To provide the first direct evidence of incorporation of the modified triphosphates during PCR we attempted to record MALDI-TOF mass spectra of the PCR products. Long PCR products are challenging substrates for mass spectrometry, with difficulties being encountered with desalting prior to analysis and depurination due to the acidic matrix during ionisation (33). In addition, Taq polymerase often adds an additional 2′-deoxyadenylate residue to the 3′-end of PCR products (29), a further complicating factor during mass spectrometry. We chose the shorter 62 nt PCR product as suitable for MALDI analysis. Amplification of the 62 nt template using a biotinylated reverse primer allowed separation of the two strands of the PCR products by capture of the biotinylated strand on magnetic streptavidin beads. After capture, the non-biotinylated PCR product was eluted with sodium hydroxide. Material from 10 PCR reactions was pooled and was sufficient for analysis by MALDI-TOF mass spectrometry.

Mass spectra (Supplementary Material) were obtained for the PCR products resulting from using the four natural dNTPs and those in which dTTP was replaced by modified triphosphates 5a and 5b, respectively. Molecular ions determined for the respective DNA strands were all between 0.2 and 1.5% mass units of the calculated masses (see Materials and Methods).
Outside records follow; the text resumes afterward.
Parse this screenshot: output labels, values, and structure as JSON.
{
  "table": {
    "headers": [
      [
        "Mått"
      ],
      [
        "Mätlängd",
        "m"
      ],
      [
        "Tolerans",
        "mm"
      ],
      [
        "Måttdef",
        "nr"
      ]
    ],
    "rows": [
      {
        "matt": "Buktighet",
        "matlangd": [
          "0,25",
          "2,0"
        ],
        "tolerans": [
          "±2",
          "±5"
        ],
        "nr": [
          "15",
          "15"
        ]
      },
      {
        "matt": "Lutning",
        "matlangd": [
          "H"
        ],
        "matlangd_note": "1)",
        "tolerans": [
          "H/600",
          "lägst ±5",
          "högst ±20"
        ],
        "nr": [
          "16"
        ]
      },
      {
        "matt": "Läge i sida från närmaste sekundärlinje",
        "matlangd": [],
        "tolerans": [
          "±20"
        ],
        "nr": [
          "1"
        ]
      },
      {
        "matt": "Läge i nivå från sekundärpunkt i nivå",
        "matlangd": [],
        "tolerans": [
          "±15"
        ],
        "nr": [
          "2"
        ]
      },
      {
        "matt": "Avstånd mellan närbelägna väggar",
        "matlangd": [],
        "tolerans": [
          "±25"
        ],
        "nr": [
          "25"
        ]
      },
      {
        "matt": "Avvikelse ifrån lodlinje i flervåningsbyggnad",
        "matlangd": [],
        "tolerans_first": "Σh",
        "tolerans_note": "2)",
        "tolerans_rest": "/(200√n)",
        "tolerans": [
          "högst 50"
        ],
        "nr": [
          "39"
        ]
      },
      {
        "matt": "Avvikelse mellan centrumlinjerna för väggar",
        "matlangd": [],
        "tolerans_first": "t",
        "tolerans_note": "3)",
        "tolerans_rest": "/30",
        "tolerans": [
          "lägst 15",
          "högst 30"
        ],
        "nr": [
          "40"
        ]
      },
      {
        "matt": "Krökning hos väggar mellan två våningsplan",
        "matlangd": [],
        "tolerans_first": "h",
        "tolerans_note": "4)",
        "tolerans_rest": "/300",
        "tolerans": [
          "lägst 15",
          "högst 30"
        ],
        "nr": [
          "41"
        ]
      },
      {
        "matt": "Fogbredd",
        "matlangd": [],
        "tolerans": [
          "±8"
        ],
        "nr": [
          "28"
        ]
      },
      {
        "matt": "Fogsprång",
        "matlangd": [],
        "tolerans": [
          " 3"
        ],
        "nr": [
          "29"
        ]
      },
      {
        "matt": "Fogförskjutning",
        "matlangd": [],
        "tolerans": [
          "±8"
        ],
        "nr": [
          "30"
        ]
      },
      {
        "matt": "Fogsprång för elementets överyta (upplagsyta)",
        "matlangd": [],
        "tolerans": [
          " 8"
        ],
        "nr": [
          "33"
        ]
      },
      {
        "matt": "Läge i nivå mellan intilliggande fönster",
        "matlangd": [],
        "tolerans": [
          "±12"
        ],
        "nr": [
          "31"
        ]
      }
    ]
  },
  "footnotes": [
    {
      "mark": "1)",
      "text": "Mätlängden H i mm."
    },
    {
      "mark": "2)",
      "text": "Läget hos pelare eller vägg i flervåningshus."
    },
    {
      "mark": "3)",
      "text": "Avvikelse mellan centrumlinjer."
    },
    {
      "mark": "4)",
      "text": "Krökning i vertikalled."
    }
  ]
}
Since the calculated mass differences between the PCR products containing analogues 5a and 5b and that containing the natural nucleotides are 0.6 and 2.4 kDa, respectively, the results demonstrate unambiguously that analogues 5a and 5b have been incorporated into the PCR product.

As has been observed previously (29), mass analysis of the PCR products reveals the addition of an extra dA nucleotide to some of the PCR products. In the case of the natural triphosphates this addition appears to be complete and good resolution of the molecular ion is observed with a mass that is very close to that predicted for the 62 nt product plus an additional 3′-dA. The resolution observed for the PCR products using the modified triphosphates is poorer. It appears likely that when using either 5a or 5b a mixture of products of either 62 or 63 nt is obtained, resulting in a more heterogeneous mixture of molecular ions.
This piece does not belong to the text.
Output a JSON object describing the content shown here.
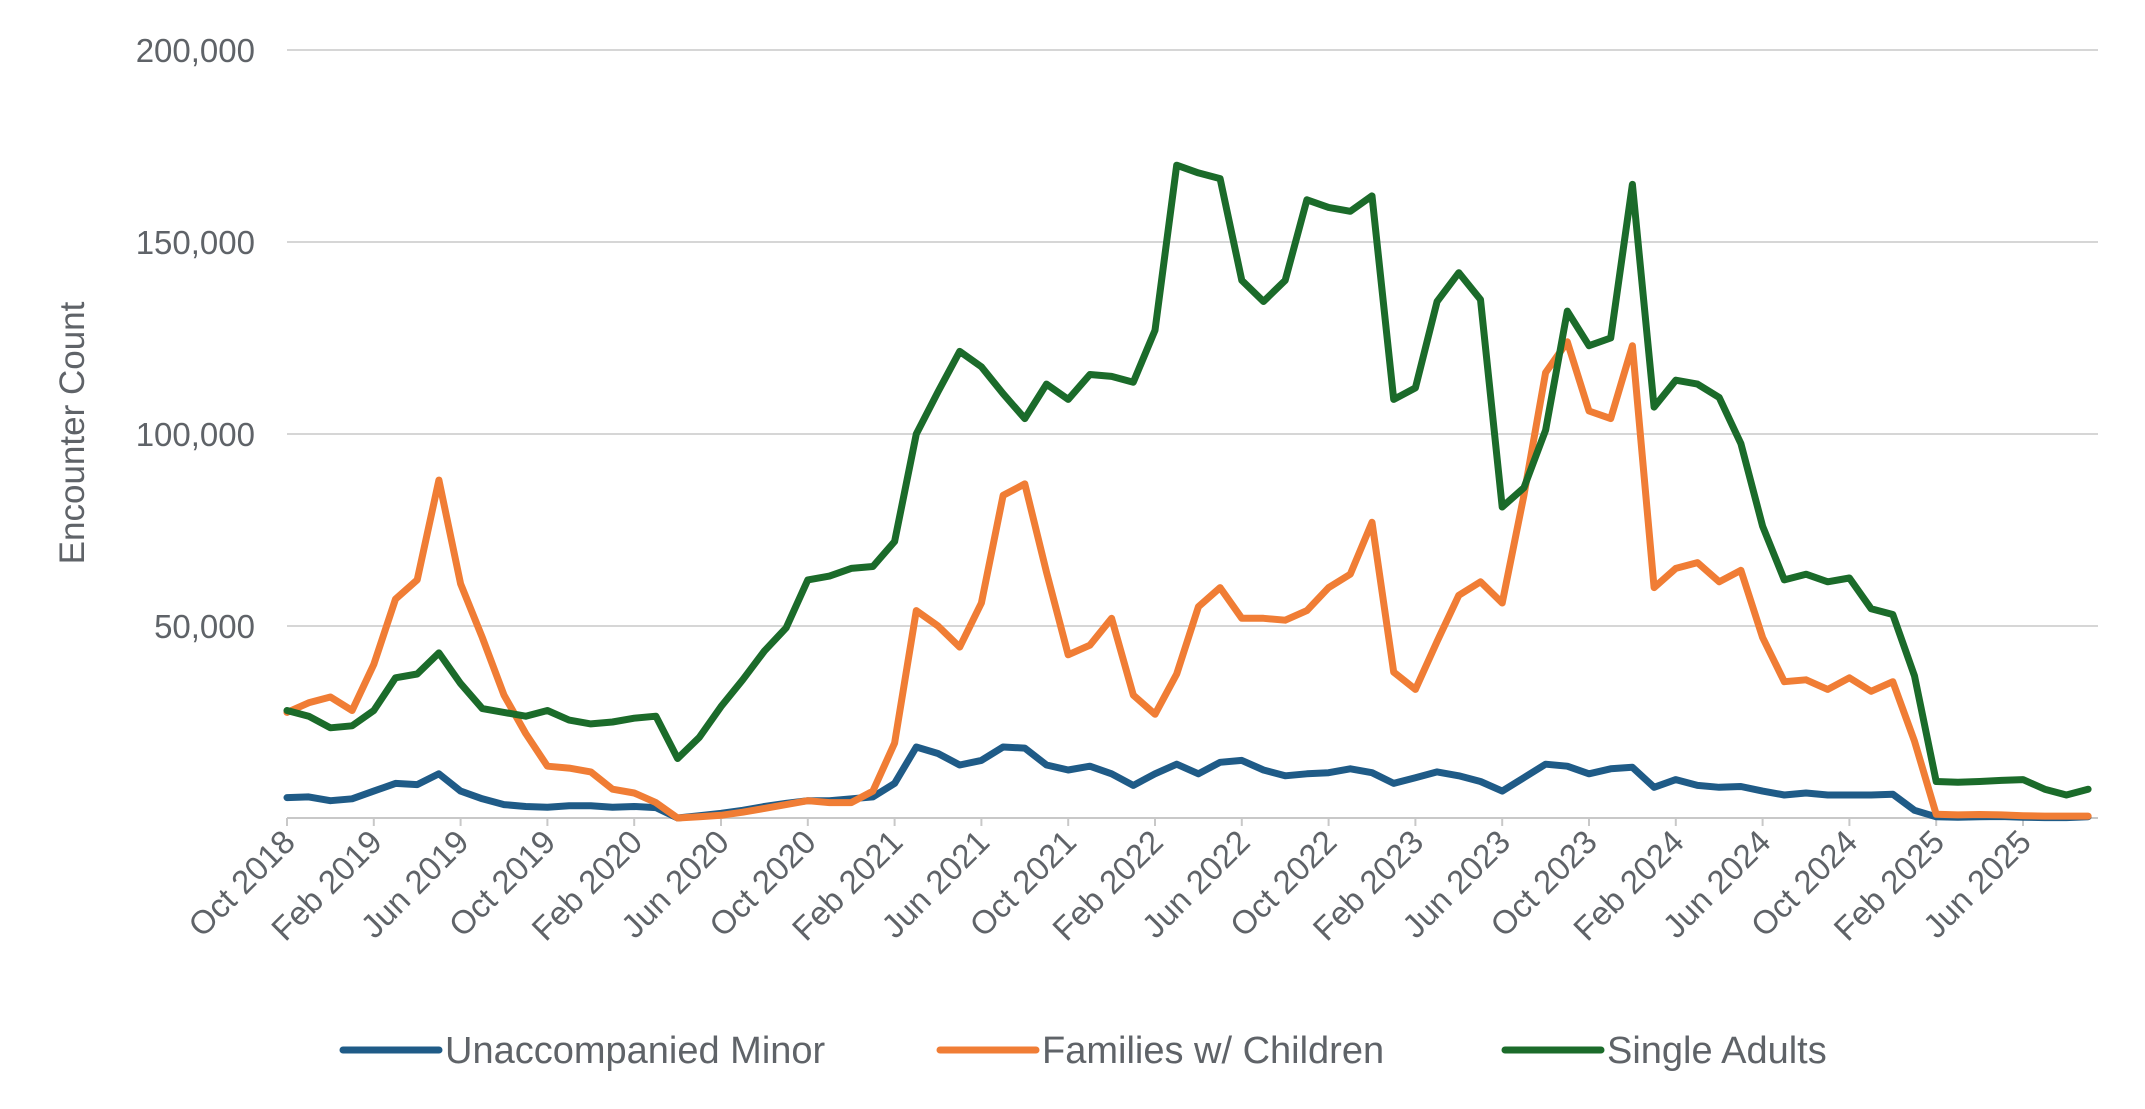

Further evidence for incorporation of the modified triphosphates during PCR analogues, albeit less directly, was obtained by subjecting the respective PCR products to digestion by XbaI (recognition sequence TCTAGA). For the 98 nt PCR products that were obtained using 5a, 5b, 5c, 6a, 6b or 6c in place of dT, no digestion by XbaI was observed following incubation for 3.5 h. In contrast, the unmodified sequence was completely digested under identical conditions within 1 h (data not shown). It is also noteworthy that for the PCR products containing any of the imidazole triphosphate conjugates 5b, 5c, 6b or 6c a slower gel mobility was observed, again suggesting incorporation of the modifications.

CONCLUSIONS

It is clear from this study that incorporation of modifications into DNA during PCR by the use of C5-modified dUTPs can best be achieved, at least when Taq polymerase is used, via C5 linkers comprised of rigid alkynyl and trans-alkenyl moieties. The analogues that we have described allow DNA to be equipped with potential catalytic groups such as primary amino and imidazole functions and thus will be useful for in vitro selection experiments designed to select novel nucleic acid-based catalysts. In our experience chemical syntheses of both C5-alkyne-modified 2′-deoxyuridine and the triphosphate thereof were more efficient and therefore this is the modification of choice if shorter PCR products (≤100 nt) are required. However, for PCR amplification of longer templates (>200 nt) modified dUTPs containing trans-alkenyl linkers are preferable. In contrast, dUTP analogues with C5-alkane or cis-alkenyl linkers should be avoided.

SUPPLEMENTARY MATERIAL

Supplementary Material is available at NAR Online.